When setting up a new company in Malaysia, one of the first things to get to grips with is the differences in the roles and responsibilities of the directors and shareholders. Understanding these differences is very important and could affect how smoothly your business progresses.
The Companies Act 2016 (Act) states that any business registered in Malaysia needs to appoint both director and shareholder. Yet, the separation in law between directors and shareholders can be confusing. For instance, the Act requires some decisions to be made by the directors in board meetings and others to be made by the shareholders via written resolutions or by resolutions passed at general meetings. So, who are the directors and shareholders of the company, and what roles do they play in the business?
Directors, collectively known as the Board of the company, are individuals who are directly involved in the decision-making and operations of the company. In Malaysia, all Sdn Bhd companies are required to appoint at least one director who is ordinarily resident in the country. A director can also be a shareholder of the company.

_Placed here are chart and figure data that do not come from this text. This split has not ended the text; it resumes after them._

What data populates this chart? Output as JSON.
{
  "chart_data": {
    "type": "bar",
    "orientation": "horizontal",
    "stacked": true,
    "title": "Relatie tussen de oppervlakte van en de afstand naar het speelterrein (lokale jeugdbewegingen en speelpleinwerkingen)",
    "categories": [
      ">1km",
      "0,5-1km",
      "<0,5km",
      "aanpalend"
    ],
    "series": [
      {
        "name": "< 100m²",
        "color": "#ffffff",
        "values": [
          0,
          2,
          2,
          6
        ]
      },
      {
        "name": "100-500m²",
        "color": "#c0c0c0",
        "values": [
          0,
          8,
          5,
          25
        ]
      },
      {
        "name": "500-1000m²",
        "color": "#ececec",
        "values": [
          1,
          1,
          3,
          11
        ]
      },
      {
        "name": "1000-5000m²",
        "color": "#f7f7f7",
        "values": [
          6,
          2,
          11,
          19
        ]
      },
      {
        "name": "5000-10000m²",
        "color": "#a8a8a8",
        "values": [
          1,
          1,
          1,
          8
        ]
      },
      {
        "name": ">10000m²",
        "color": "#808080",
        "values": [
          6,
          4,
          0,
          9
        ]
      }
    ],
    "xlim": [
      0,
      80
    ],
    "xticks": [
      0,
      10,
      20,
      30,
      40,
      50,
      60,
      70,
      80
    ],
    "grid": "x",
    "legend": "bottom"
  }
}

Directors are sometimes referred to as the promoters in the company registration process.
Who can be a director?
- Aged 18 years and above
- Be of sound mind
- Ordinarily reside in Malaysia
- Not an undischarged bankrupt
- Have not been convicted inside or outside of Malaysia of any of the following offences:
- Offences related to the promotion, formation or management of a corporation
- Offences involving bribery, fraud or dishonesty
- Offences under sections 213, 217, 218, 228 or 539 of the Act
- Have not been imprisoned for the above offences within the last five years
Responsibilities of directors
When it comes to running the company, directors are required and expected to use their expertise and experience to make well-informed decisions that are in the best interests of the company. All directors must fulfil both fiduciary and statutory duties to ensure that the company remains compliant with the law.
Fiduciary duties of a director
- Act in good faith for the company
- Avoid conflict of interest between personal and company matters
- Refrain from any secret profit out of the director position
Statutory duties of a director
- Use the role for proper purposes and not abuse the power that it may bring
- Disclose interest in any contract or proposed contract made by the company
- Obtain company approval in general meetings before executing any transactions
- Full disclosure of shareholdings and any changes made
Rights of directors
Given the high level of responsibility held by directors, they are entitled to, and even required to, request assistance from third party subject matter experts such as attorneys, accountants, and business consultants in collecting information to make decisions or prepare reports for the company. Just like employees of a company, directors may receive a director fee, with approval from the board of directors and shareholders.
When selecting the individuals who will be appointed as your directors, it is important to have a full understanding of the expertise that they can bring to your organisation.
- Are they the right people that you need for where you want to take your business?
- As a business owner, are you able to have a productive and respectful working relationship with them?
These are key considerations when making your choices.
LLP : Both an LLP and a Sdn Bhd are taxed in their own name. Although an LLP is a partnership, it is taxed like a company with a corporate tax rate of 17%.
Sdn Bhd : Sdn Bhds may enjoy more tax incentives than LLPs.
Shareholders are individuals or corporate bodies who own one or more shares in the company. There can be up to 50 shareholders in a Sdn Bhd company. They have indirect influence over the company’s operations. If a company has only one shareholder, that individual is the sole owner of the company, owning 100 percent of the stock.
Who can be a shareholder?
- As enshrined in the Act, a shareholder – sometimes referred to as a member – is a person, or a company that owns at least one share within a Company.
- As the Company grows, potential investors can become a shareholder via share transfer or increase of share capital of the Company.
Responsibilities of shareholders
Although shareholders do not personally control the operations of the company, as owners of the company, they are liable to pay any money unpaid on the shares of the shareholders.
Rights of shareholders
- Right to vote on the appointment of directors and their respective fees
- Right to nominate directors and propose shareholder resolutions
- Right to access information about the company affairs
- Right to attend and participate at company meetings.
- Right to receive dividends
- Right to sell their shares
- Right to purchase new shares issued by the company
When seeking individuals to become your shareholders – in other words your investors – some points to bear in mind might include:
- Will your business ownership be protected? For example, if you personally do not hold a majority share of the company’s paid-up capital, is there a risk that your business could end up in the hands of other less suitable parties through a share transfer?
- And, do the shareholders understand enough about your business and the sector you are involved in to let you and the Directors manage the business without undue interference or pressure?
Even though director and shareholder positions can be held by the same or different individuals, the two have completely different roles in a company. Hence, it is important to understand the roles and rights of these positions so that when you are setting up your business, you choose wisely. If it’s all a bit daunting, it’s a good idea to talk to others in your business networks to get their feedback and even to seek professional guidance.